Japan’s vaccine push ahead of Olympics looks to be too late
It may be too little, too late. That’s the realization sinking in as Japan scrambles to catch up on a frustratingly slow vaccination drive less than two months before the Summer Olympics are scheduled to start.
The Olympics risk becoming an incubator for “a Tokyo variant,” as 15,000 foreign athletes and tens of thousands officials, sponsors and journalists from about 200 countries descend on — and potentially mix with — a largely unvaccinated Japanese population, said Dr. Naoto Ueyama, a physician, head of the Japan Doctors Union.
Even if the country succeeds in meeting its goal of fully vaccinating all 36 million elderly by the end of July — already a week into the Games — about 70% of the population would not be inoculated.
Catch up on the past 24 hours
The masks aren't coming off for Michelle Geri Farris of Seattle and her children, Owen, 12, and Luke, 10. The boys, born with an immune disorder, are among an estimated 10 million Americans who may be vulnerable to the coronavirus even if they get a vaccine. One of the best ways to safeguard immunologically defenseless people like the Farris boys is for everyone else to get vaccinated, a top Seattle Cancer Care Alliance doctor explains. Until then, this is what life will look like.

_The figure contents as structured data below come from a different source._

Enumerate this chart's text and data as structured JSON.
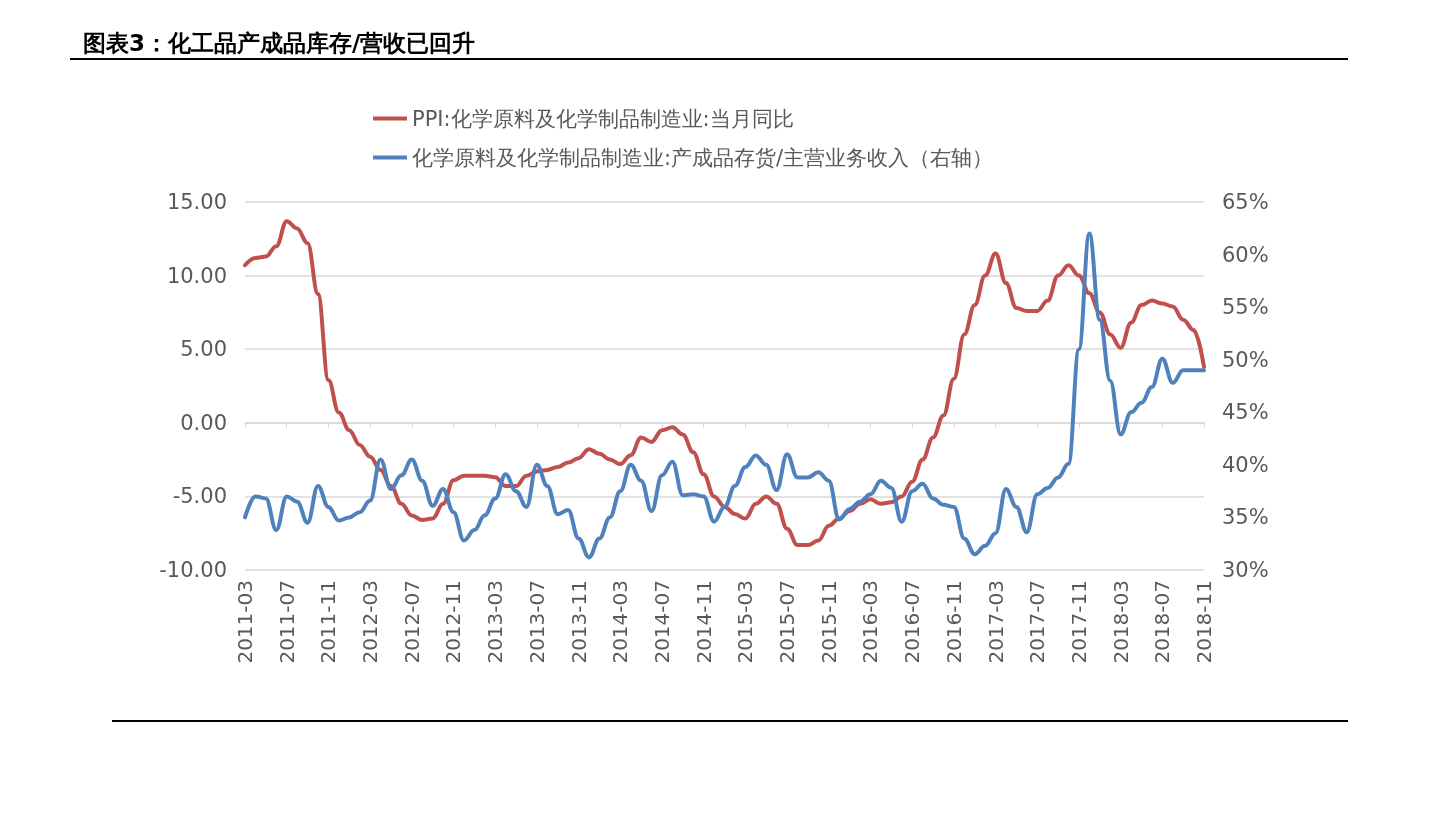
{
  "chart_data": {
    "type": "line",
    "title": "图表3：化工品产成品库存/营收已回升",
    "categories": [
      "2011-03",
      null,
      null,
      null,
      "2011-07",
      null,
      null,
      null,
      "2011-11",
      null,
      null,
      null,
      "2012-03",
      null,
      null,
      null,
      "2012-07",
      null,
      null,
      null,
      "2012-11",
      null,
      null,
      null,
      "2013-03",
      null,
      null,
      null,
      "2013-07",
      null,
      null,
      null,
      "2013-11",
      null,
      null,
      null,
      "2014-03",
      null,
      null,
      null,
      "2014-07",
      null,
      null,
      null,
      "2014-11",
      null,
      null,
      null,
      "2015-03",
      null,
      null,
      null,
      "2015-07",
      null,
      null,
      null,
      "2015-11",
      null,
      null,
      null,
      "2016-03",
      null,
      null,
      null,
      "2016-07",
      null,
      null,
      null,
      "2016-11",
      null,
      null,
      null,
      "2017-03",
      null,
      null,
      null,
      "2017-07",
      null,
      null,
      null,
      "2017-11",
      null,
      null,
      null,
      "2018-03",
      null,
      null,
      null,
      "2018-07",
      null,
      null,
      null,
      "2018-11"
    ],
    "series": [
      {
        "name": "PPI:化学原料及化学制品制造业:当月同比",
        "color": "#c0504d",
        "values": [
          10.7,
          11.2,
          11.3,
          12.0,
          13.7,
          13.2,
          12.2,
          8.75,
          2.9,
          0.7,
          -0.5,
          -1.5,
          -2.3,
          -3.2,
          -4.3,
          -5.5,
          -6.3,
          -6.6,
          -6.5,
          -5.5,
          -3.9,
          -3.6,
          -3.6,
          -3.6,
          -3.7,
          -4.3,
          -4.3,
          -3.6,
          -3.3,
          -3.2,
          -3.0,
          -2.7,
          -2.4,
          -1.8,
          -2.1,
          -2.5,
          -2.8,
          -2.2,
          -1.0,
          -1.3,
          -0.5,
          -0.3,
          -0.8,
          -2.0,
          -3.5,
          -5.0,
          -5.7,
          -6.2,
          -6.5,
          -5.5,
          -5.0,
          -5.5,
          -7.2,
          -8.3,
          -8.3,
          -8.0,
          -7.0,
          -6.5,
          -6.0,
          -5.5,
          -5.2,
          -5.5,
          -5.4,
          -5.0,
          -4.0,
          -2.5,
          -1.0,
          0.5,
          3.0,
          6.0,
          8.0,
          10.0,
          11.5,
          9.5,
          7.8,
          7.6,
          7.6,
          8.3,
          10.0,
          10.7,
          10.0,
          8.8,
          7.5,
          6.0,
          5.1,
          6.8,
          8.0,
          8.3,
          8.1,
          7.9,
          7.0,
          6.3,
          3.8
        ]
      },
      {
        "name": "化学原料及化学制品制造业:产成品存货/主营业务收入（右轴）",
        "color": "#4f81bd",
        "axis": "y2",
        "values": [
          35.0,
          37.0,
          36.8,
          33.8,
          37.0,
          36.5,
          34.5,
          38.0,
          36.0,
          34.7,
          35.0,
          35.5,
          36.6,
          40.5,
          37.7,
          39.0,
          40.5,
          38.5,
          36.1,
          37.7,
          35.5,
          32.8,
          33.8,
          35.2,
          36.8,
          39.1,
          37.5,
          36.0,
          40.0,
          38.0,
          35.3,
          35.7,
          33.0,
          31.2,
          33.0,
          35.0,
          37.5,
          40.0,
          38.5,
          35.6,
          39.0,
          40.3,
          37.1,
          37.2,
          37.0,
          34.6,
          36.0,
          38.0,
          39.8,
          40.9,
          40.0,
          37.6,
          41.0,
          38.8,
          38.8,
          39.3,
          38.5,
          34.8,
          35.8,
          36.5,
          37.2,
          38.5,
          37.8,
          34.6,
          37.5,
          38.2,
          36.8,
          36.2,
          36.0,
          33.0,
          31.5,
          32.3,
          33.5,
          37.7,
          36.0,
          33.6,
          37.2,
          37.8,
          38.8,
          40.1,
          51.0,
          62.0,
          53.8,
          48.0,
          42.9,
          45.0,
          45.9,
          47.4,
          50.1,
          47.8,
          49.0,
          49.0,
          49.0
        ]
      }
    ],
    "ylim": [
      -10,
      15
    ],
    "yticks": [
      {
        "value": -10,
        "label": "-10.00"
      },
      {
        "value": -5,
        "label": "-5.00"
      },
      {
        "value": 0,
        "label": "0.00"
      },
      {
        "value": 5,
        "label": "5.00"
      },
      {
        "value": 10,
        "label": "10.00"
      },
      {
        "value": 15,
        "label": "15.00"
      }
    ],
    "y2lim": [
      30,
      65
    ],
    "y2ticks": [
      {
        "value": 30,
        "label": "30%"
      },
      {
        "value": 35,
        "label": "35%"
      },
      {
        "value": 40,
        "label": "40%"
      },
      {
        "value": 45,
        "label": "45%"
      },
      {
        "value": 50,
        "label": "50%"
      },
      {
        "value": 55,
        "label": "55%"
      },
      {
        "value": 60,
        "label": "60%"
      },
      {
        "value": 65,
        "label": "65%"
      }
    ],
    "grid": "y",
    "legend": "top",
    "marker": "none",
    "line_style": "solid"
  }
}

Tourists have returned to Washington state, but some areas are recovering far more quickly than others. Destinations near Olympic National Park, for example, are seeing a 40% increase in demand from the summer before the pandemic. The upside for travelers: better deals in the places where hotels are strikingly empty.

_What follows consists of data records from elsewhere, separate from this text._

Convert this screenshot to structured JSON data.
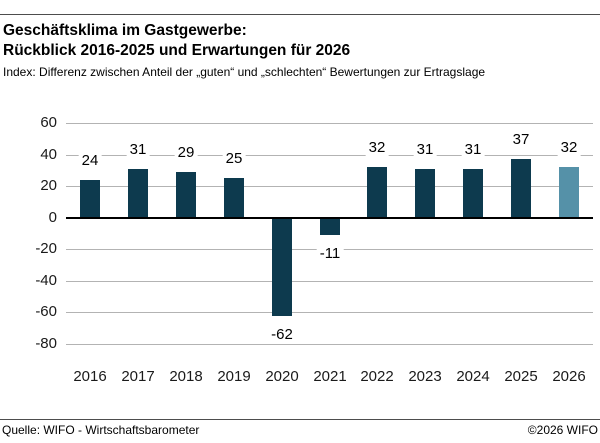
{
  "header": {
    "title_line1": "Geschäftsklima im Gastgewerbe:",
    "title_line2": "Rückblick 2016-2025 und Erwartungen für 2026",
    "subtitle": "Index: Differenz zwischen Anteil der „guten“ und „schlechten“ Bewertungen zur Ertragslage"
  },
  "chart_data": {
    "type": "bar",
    "categories": [
      "2016",
      "2017",
      "2018",
      "2019",
      "2020",
      "2021",
      "2022",
      "2023",
      "2024",
      "2025",
      "2026"
    ],
    "values": [
      24,
      31,
      29,
      25,
      -62,
      -11,
      32,
      31,
      31,
      37,
      32
    ],
    "title": "Geschäftsklima im Gastgewerbe: Rückblick 2016-2025 und Erwartungen für 2026",
    "xlabel": "",
    "ylabel": "",
    "ylim": [
      -80,
      60
    ],
    "ytick_step": 20,
    "grid": true,
    "legend": "none",
    "value_labels": true,
    "bar_color": "#0d3a4e",
    "highlight_color": "#5591a8",
    "highlight_category": "2026",
    "gridline_color": "#b3b3b3",
    "zero_line_color": "#000000"
  },
  "footer": {
    "source": "Quelle: WIFO - Wirtschaftsbarometer",
    "copyright": "©2026 WIFO"
  }
}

Seattle is opening up this summer. Are you ready? Mixed feelings are arriving along with the mixed messaging on masks and social distancing. The epic summer some were looking forward to might be less party and more virtual, with many annual Seattle-area events again on hold or online.
One of those celebrations is Seattle Pride, which will be virtual again in 2021. But “it’s not going to be boring,” the executive director says. "This is going to be something you have to strap in for."
What Washington's schools could look like after the pandemic: "Kids need a whole lot more than academic content," state schools chief Chris Reykdal says. He's talking about how the past year's biggest take-aways will change the way educators move forward, from better supporting students' mental health to reframing how kids learn about racial justice.
The luckiest workers in America? Teenagers. This may be their most lucrative summer in years as companies try to go from hardly staffed to fully staffed in a giant hurry. And they're earning more than just fatter paychecks as employers try to lure applicants with signing bonuses and other special perks.